Warming and redistribution of nitrogen inputs drive an increase in terrestrial nitrous oxide emission factor

Anthropogenic nitrogen inputs cause major negative environmental impacts, including emissions of the important greenhouse gas N ₂O. Despite their importance, shifts in terrestrial N loss pathways driven by global change are highly uncertain. Here we present a coupled soil-atmosphere isotope model (IsoTONE) to quantify terrestrial N losses and N ₂O emission factors from 1850-2020. We find that N inputs from atmospheric deposition caused 51% of anthropogenic N ₂O emissions from soils in 2020. The mean effective global emission factor for N ₂O was 4.3 ± 0.3% in 2020 (weighted by N inputs), much higher than the surface area-weighted mean (1.1 ± 0.1%).
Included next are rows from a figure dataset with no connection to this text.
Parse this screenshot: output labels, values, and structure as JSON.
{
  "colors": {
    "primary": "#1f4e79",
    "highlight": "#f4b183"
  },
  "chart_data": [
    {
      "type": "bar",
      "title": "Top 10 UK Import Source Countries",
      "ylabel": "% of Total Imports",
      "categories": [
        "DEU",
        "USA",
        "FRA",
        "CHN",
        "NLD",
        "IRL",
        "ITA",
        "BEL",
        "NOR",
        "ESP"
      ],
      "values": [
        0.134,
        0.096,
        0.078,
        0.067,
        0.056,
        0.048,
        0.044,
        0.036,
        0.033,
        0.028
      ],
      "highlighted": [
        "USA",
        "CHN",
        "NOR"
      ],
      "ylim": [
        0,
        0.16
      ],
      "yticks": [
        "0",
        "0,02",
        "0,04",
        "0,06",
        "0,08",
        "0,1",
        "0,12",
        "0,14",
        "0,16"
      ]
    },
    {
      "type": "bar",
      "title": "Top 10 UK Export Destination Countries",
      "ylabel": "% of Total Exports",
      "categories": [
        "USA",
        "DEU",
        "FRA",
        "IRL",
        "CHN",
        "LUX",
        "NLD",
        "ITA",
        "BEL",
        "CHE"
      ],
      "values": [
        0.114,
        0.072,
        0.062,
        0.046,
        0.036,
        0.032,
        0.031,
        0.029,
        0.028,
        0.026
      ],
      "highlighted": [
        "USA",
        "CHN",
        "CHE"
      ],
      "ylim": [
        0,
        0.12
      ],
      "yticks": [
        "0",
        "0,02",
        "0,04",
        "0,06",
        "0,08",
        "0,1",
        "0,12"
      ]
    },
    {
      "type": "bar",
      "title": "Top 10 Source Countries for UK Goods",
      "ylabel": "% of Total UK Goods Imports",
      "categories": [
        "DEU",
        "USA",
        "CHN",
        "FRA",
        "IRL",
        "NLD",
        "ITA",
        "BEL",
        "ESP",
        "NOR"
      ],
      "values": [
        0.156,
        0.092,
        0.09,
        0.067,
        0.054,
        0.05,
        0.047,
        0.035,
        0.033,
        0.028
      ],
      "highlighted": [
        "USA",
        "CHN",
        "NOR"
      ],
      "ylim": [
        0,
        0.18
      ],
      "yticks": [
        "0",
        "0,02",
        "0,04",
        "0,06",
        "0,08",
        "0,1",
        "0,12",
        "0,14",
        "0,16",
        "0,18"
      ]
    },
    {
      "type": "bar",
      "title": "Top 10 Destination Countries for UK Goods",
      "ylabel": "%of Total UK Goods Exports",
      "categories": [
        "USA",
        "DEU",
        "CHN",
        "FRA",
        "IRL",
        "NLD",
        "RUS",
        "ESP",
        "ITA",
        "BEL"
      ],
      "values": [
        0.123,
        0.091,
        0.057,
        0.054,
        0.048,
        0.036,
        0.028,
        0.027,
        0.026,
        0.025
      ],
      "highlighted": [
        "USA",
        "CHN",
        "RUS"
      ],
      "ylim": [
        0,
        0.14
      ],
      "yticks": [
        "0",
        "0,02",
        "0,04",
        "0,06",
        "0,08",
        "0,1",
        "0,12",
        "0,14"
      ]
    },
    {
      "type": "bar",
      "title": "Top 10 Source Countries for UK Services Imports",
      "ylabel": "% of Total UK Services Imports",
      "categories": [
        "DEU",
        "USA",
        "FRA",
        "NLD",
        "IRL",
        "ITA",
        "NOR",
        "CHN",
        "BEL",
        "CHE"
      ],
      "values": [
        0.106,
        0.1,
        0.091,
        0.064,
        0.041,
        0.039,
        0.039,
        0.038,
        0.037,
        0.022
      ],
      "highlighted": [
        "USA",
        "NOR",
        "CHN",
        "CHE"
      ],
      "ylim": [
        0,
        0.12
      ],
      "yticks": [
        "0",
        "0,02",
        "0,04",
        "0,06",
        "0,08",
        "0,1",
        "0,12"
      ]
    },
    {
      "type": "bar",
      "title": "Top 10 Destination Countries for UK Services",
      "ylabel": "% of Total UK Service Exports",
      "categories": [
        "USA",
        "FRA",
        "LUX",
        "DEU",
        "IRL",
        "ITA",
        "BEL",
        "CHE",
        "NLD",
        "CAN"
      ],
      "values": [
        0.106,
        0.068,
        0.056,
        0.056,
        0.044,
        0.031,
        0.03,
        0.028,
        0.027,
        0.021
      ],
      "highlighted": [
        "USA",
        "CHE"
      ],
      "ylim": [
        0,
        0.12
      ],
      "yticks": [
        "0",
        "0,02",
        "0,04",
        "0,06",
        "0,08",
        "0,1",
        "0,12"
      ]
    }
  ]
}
Climate change and spatial redistribution of fertilisation N inputs have driven an increase in global emission factor over the past century, which accounts for 18% of the anthropogenic soil flux in 2020. Predicted increases in fertilisation in emerging economies will accelerate N ₂O-driven climate warming in coming decades, unless targeted mitigation measures are introduced.

Soil nitrogen isotopic composition is used to drive the IsoTONE model, which is constrained with measurements of tropospheric nitrous oxide isotopic composition. The model results reveal causes of rising mean global nitrous oxide emission factor.